И не будь Анахарео, Серая Сова так бы и оставался в пределах обычной этики канадского охотника и не стал бы беспокоить себя лишними мыслями. Но необходимость считаться с душой своего товарища заставила его вылезть из своей скорлупы и открыть глаза на мир непривычных явлений. И оттого, действительно, он стал обращать внимание на такие вещи, которые при одном только голом стремлении к наживе должны были бы от него ускользать. Мало-помалу Серая Сова благодаря этим новым мыслям начал чувствовать некоторое отвращение к своему кровавому делу.

Конечно, нельзя сказать, что душа охотника была жестокой и все перерождение Серой Совы совершилось исключительно под влиянием милосердия женщины. Далее и в те дни суеверного прошлого, когда Серая Сова еще верил, что будто бы радиоволны как-то влияют в дурную сторону на климат, в отношении к животным он не лишен был некоторого чувства справедливости, еще не осознанного и проявлявшегося в странном виде. Тут не обошлось, конечно, без влияния предков-индейцев, этих примитивных фантастов. Унаследованные от них правила, доходившие до чистого суеверия, Серая Сова с юности своей выполнял, не жалея ни времени, ни труда. Со стороны едва ли можно относиться к этим обрядам сколько-нибудь серьезно, однако для Серой Совы эти ритуальные торжества значили очень много. Ни одного медведя не убивал он без того, чтобы какая-нибудь часть его тела – обыкновенно череп или лопатка – не подвешивалась где-нибудь на видном месте в районе его обитания. Тело ободранного бобра устраивалось в удобном положении, и рядом складывались отрезанные «руки», ноги и хвост. Когда было возможно, тело со всеми указанными частями спускалось в воду через прорубь, часто с трудом проделанную во льду. Если случалось употреблять бобра в пищу, то его коленную чашечку, столь необычную для животных, отделяли и предавали ритуальному сожжению. Все эти обряды выполнялись не только полуцивилизованными индейцами, но даже и относительно развитыми. И если бы кто-нибудь спросил о причине этих обрядов, ему бы ответили: «Озаам тапскохе аницинабе магуин», то есть: «Потому, что они так сильно похожи на индейцев».

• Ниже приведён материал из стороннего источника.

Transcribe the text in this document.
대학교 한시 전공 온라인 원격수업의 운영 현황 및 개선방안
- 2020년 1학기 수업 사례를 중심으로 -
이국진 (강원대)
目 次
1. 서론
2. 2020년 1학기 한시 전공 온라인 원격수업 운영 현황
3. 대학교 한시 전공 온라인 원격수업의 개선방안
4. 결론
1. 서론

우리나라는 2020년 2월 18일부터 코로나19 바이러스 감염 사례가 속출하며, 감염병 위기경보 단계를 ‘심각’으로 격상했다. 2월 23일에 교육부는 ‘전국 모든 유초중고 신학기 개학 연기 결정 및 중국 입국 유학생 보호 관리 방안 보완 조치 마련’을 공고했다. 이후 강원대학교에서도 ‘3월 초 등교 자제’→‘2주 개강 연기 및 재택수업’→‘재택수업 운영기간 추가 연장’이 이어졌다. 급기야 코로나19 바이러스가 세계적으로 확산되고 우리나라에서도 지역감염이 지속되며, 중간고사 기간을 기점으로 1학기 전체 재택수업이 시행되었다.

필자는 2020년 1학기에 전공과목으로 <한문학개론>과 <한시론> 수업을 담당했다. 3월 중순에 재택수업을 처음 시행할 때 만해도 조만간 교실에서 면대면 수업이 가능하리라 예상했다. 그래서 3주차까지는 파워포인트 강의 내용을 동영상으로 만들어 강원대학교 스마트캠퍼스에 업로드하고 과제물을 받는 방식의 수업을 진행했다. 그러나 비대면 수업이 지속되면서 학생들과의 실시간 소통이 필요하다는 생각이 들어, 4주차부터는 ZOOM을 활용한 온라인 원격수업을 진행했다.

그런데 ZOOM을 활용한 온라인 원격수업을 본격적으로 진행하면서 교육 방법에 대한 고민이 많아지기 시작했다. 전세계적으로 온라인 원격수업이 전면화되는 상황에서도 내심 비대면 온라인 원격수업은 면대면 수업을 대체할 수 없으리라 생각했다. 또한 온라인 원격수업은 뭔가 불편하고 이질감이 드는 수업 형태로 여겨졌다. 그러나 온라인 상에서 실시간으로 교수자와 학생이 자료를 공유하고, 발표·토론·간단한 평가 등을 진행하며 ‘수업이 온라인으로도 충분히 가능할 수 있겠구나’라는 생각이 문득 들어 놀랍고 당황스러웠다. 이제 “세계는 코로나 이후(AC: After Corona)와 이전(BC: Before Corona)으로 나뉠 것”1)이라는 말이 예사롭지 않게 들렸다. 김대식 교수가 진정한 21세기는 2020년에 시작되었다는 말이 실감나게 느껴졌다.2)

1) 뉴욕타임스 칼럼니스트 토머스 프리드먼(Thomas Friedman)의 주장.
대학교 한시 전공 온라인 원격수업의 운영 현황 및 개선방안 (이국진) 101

К этим обычаям предков Серая Сова присоединял еще и свои собственные и выполнял эти собственные правила с той же строгостью, как и правила предков. Так вот, например, провожая в лес туристов-охотников, он никогда не позволял им фотографировать раненое животное до тех пор, пока оно не умирало. Точно так же, если приходилось раненое животное донести живым до лагеря, то тут надо было его непременно выходить и отпустить. Однажды весной Серой Сове попался маленький, месячный, волчонок, и охотник принес его домой и стал ухаживать с добрым намерением выходить его и, когда он будет в состоянии сам добывать себе пищу, отпустить на волю. При самом лучшем уходе маленький сирота чувствовал себя несчастным. У него было только два развлечения или он жевал старый мокасин[5] под кроватью – единственное развлечение, похожее на игру, или часами, уставившись неподвижно, смотрел на стены хижины своими косыми непроницаемыми глазами, как будто он сквозь стены видел что-то вдали. Волчонок не обращал на Серую Сову никакого внимания и замечал его лишь тогда, когда тот приносил ему корм. Так он все и продолжал глядеть затуманенными зелеными глазами в свою желанную страну, пока, наконец, не умер.